Così Draghi pensa a inserire la riforma delle concessioni balneari in legge di Bilancio
Le riunioni a Palazzo Chigi, i contatti tra Giavazzi e il Consiglio di stato. L'idea è di anticipare il censimento delle concessioni in manovra, per poi indire le gare con una norma da varare in Parlamento in tempi rapidi
Una via possibile, più che un sentiero tracciato. Ma comunque il primo passo verso la soluzione obbligata. Già in legge di Bilancio Mario Draghi pare intenzionato ad affrontare la questione dei balneari. E’ in quel provvedimento che andrà inserita la norma per avviare il censimento delle concessioni dei beni pubblici sul territorio nazionale. Una misura preliminare, certo. Ma che dà il senso del necessario cambio di passo deciso a Palazzo Chigi. Perché al momento quella mappatura è inserita nel disegno di legge Concorrenza, licenziato dal Cdm il 4 novembre scorso, ma prevede tempi assai più dilatati. Quelli concordati al termine di una negoziazione al ribasso condotta dal premier per non indispettire troppo la Lega; quelli, cioè, di una delega assegnata dal Parlamento all’esecutivo per provvedere al censimento “entro sei mesi”, ma solo al termine dell’iter di approvazione della legge. Non se ne parlerebbe, insomma, prima dell’autunno del 2022.
Poi però il Consiglio di stato, con la sua sentenza, ha ridefinito urgenze e tempistiche, sancendo l’illegittimità della proroga al 2033 delle concessioni balneari approvata dal Conte I. Rendendo ancor più necessario intervenire con solerzia, sull’argomento, anche in virtù di una procedura d’infrazione aperta dalla Commissione europea ai danni dell’Italia. E dunque i consulenti del premier, guidati dall’economista Francesco Giavazzi, stanno studiando una soluzione.
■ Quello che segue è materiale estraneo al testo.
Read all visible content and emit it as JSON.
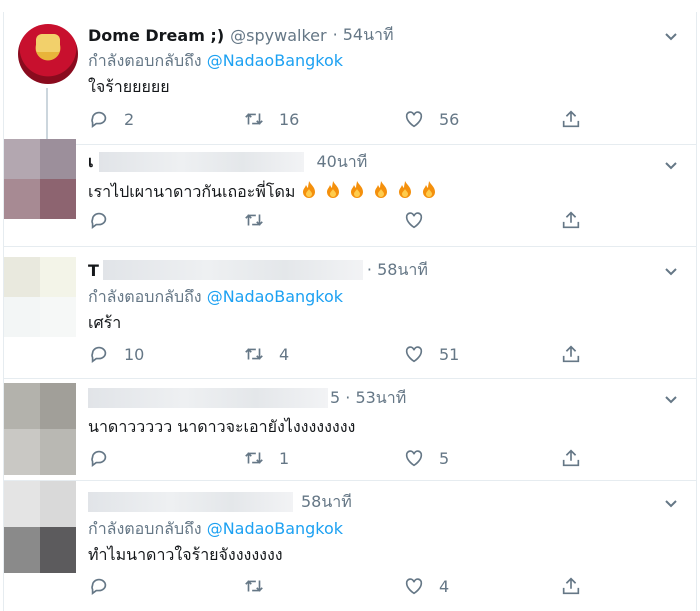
{
  "tweets": [
    {
      "name": "Dome Dream ;)",
      "handle": "@spywalker",
      "time": "· 54นาที",
      "reply_prefix": "กำลังตอบกลับถึง",
      "reply_handle": "@NadaoBangkok",
      "text": "ใจร้ายยยยย",
      "replies": "2",
      "retweets": "16",
      "likes": "56"
    },
    {
      "name": "เ",
      "time": "40นาที",
      "text": "เราไปเผานาดาวกันเถอะพี่โดม",
      "emoji": [
        "fire",
        "fire",
        "fire",
        "fire",
        "fire",
        "fire"
      ]
    },
    {
      "name": "T",
      "time": "· 58นาที",
      "reply_prefix": "กำลังตอบกลับถึง",
      "reply_handle": "@NadaoBangkok",
      "text": "เศร้า",
      "replies": "10",
      "retweets": "4",
      "likes": "51"
    },
    {
      "time": "5 · 53นาที",
      "text": "นาดาววววว นาดาวจะเอายังไงงงงงงงง",
      "retweets": "1",
      "likes": "5"
    },
    {
      "time": "58นาที",
      "reply_prefix": "กำลังตอบกลับถึง",
      "reply_handle": "@NadaoBangkok",
      "text": "ทำไมนาดาวใจร้ายจังงงงงงง",
      "likes": "4"
    }
  ],
  "icons": {
    "reply": "reply-icon",
    "retweet": "retweet-icon",
    "like": "heart-icon",
    "share": "share-icon",
    "menu": "chevron-down-icon"
  },
  "colors": {
    "link": "#1da1f2",
    "muted": "#657786",
    "text": "#14171a",
    "border": "#e6ecf0"
  }
}
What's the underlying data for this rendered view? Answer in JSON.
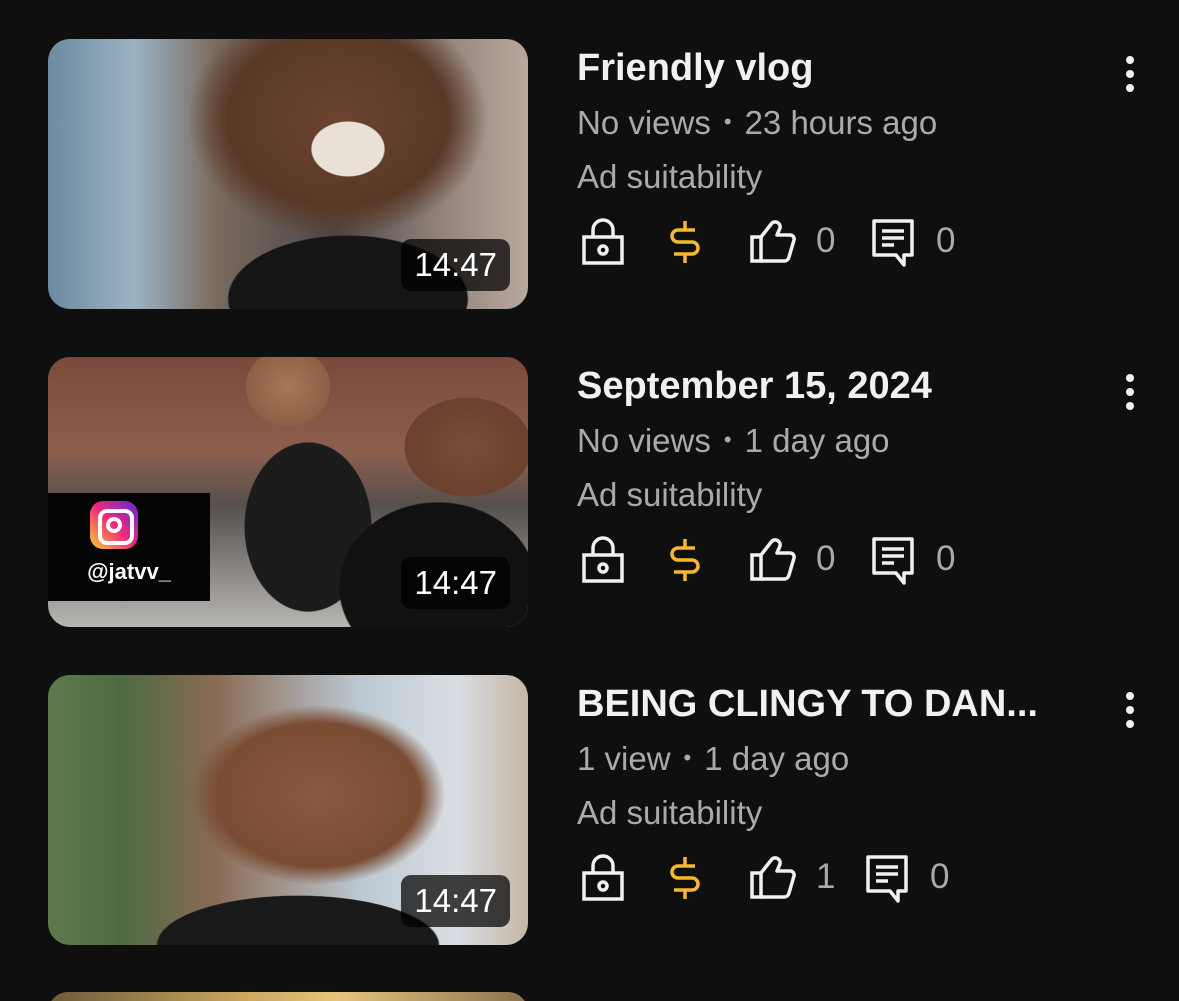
{
  "videos": [
    {
      "title": "Friendly vlog",
      "views": "No views",
      "separator": "•",
      "age": "23 hours ago",
      "ad_label": "Ad suitability",
      "duration": "14:47",
      "likes": "0",
      "comments": "0"
    },
    {
      "title": "September 15, 2024",
      "views": "No views",
      "separator": "•",
      "age": "1 day ago",
      "ad_label": "Ad suitability",
      "duration": "14:47",
      "likes": "0",
      "comments": "0",
      "thumbnail_overlay": "@jatvv_"
    },
    {
      "title": "BEING CLINGY TO DAN...",
      "views": "1 view",
      "separator": "•",
      "age": "1 day ago",
      "ad_label": "Ad suitability",
      "duration": "14:47",
      "likes": "1",
      "comments": "0"
    }
  ],
  "icons": {
    "visibility": "lock-icon",
    "monetization": "dollar-icon",
    "likes": "thumbs-up-icon",
    "comments": "comment-icon",
    "menu": "more-vertical-icon"
  },
  "colors": {
    "background": "#0f0f0f",
    "text_primary": "#f1f1f1",
    "text_secondary": "#aaaaaa",
    "monetization_accent": "#f5b82e"
  }
}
Che prevedrebbe di avviare, proprio tramite la Finanziaria in discussione ora al Senato, “la costituzione di un sistema informativo di rilevazione delle concessioni di beni pubblici, al fine di promuovere la massima pubblicità e trasparenza dei principali dati e delle informazioni relativi a tutti i rapporti concessori”. Significa anticipare di circa un anno gli esiti della ricerca, e nel frattempo procedere alla messa a gara effettiva delle concessioni, magari attraverso un emendamento da inserire al ddl Concorrenza – attualmente ancora fermo a Palazzo Chigi per gli ultimi controlli, e forse anche per lo scrupolo di chi pensa a una sua eventuale correzione, ripassando dal Cdm – nel momento in cui arriverà in Parlamento.
Questa è la soluzione abbozzata a Palazzo Chigi, discussa già con alcuni esponenti politici di maggioranza, che sarà oggetto di ulteriori verifiche che i collaboratori del premier vogliono condurre anche confrontandosi col Consiglio di stato, presieduto da Filippo Patroni Griffi. C’è da capire, ad esempio, in che forma inserire la mappatura all’interno di una norma delicata, com’è la legge di Bilancio, e che dovrebbe riguardare solo norme con ricadute contabili (in effetti dalla revisione delle concessioni e dei canoni, ridicolmente bassi al momento, ne deriverebbe un sostanzioso aumento di gettito per lo stato). E poi ci sarà da definire i parametri per la messa a gara.
In ogni caso si agirà in fretta, pare. Di certo prima di quel 31 dicembre 2023 che i giudici amministrativi hanno indicato come termine ultimo della validità delle attuali concessioni. E magari un segnale bisognerebbe darlo anche prima di febbraio, quando da Bruxelles arriverà il parere motivato sulla procedura d’infrazione che la Commissione ha rinnovato nei nostri confronti. E forse è proprio sentendo aria di accelerazione, che ieri anche Matteo Salvini, da sempre risolutamente contrario a qualsiasi forma di messa a gara delle concessioni, ieri ha iniziato a ricevere le associazioni di categoria del settore.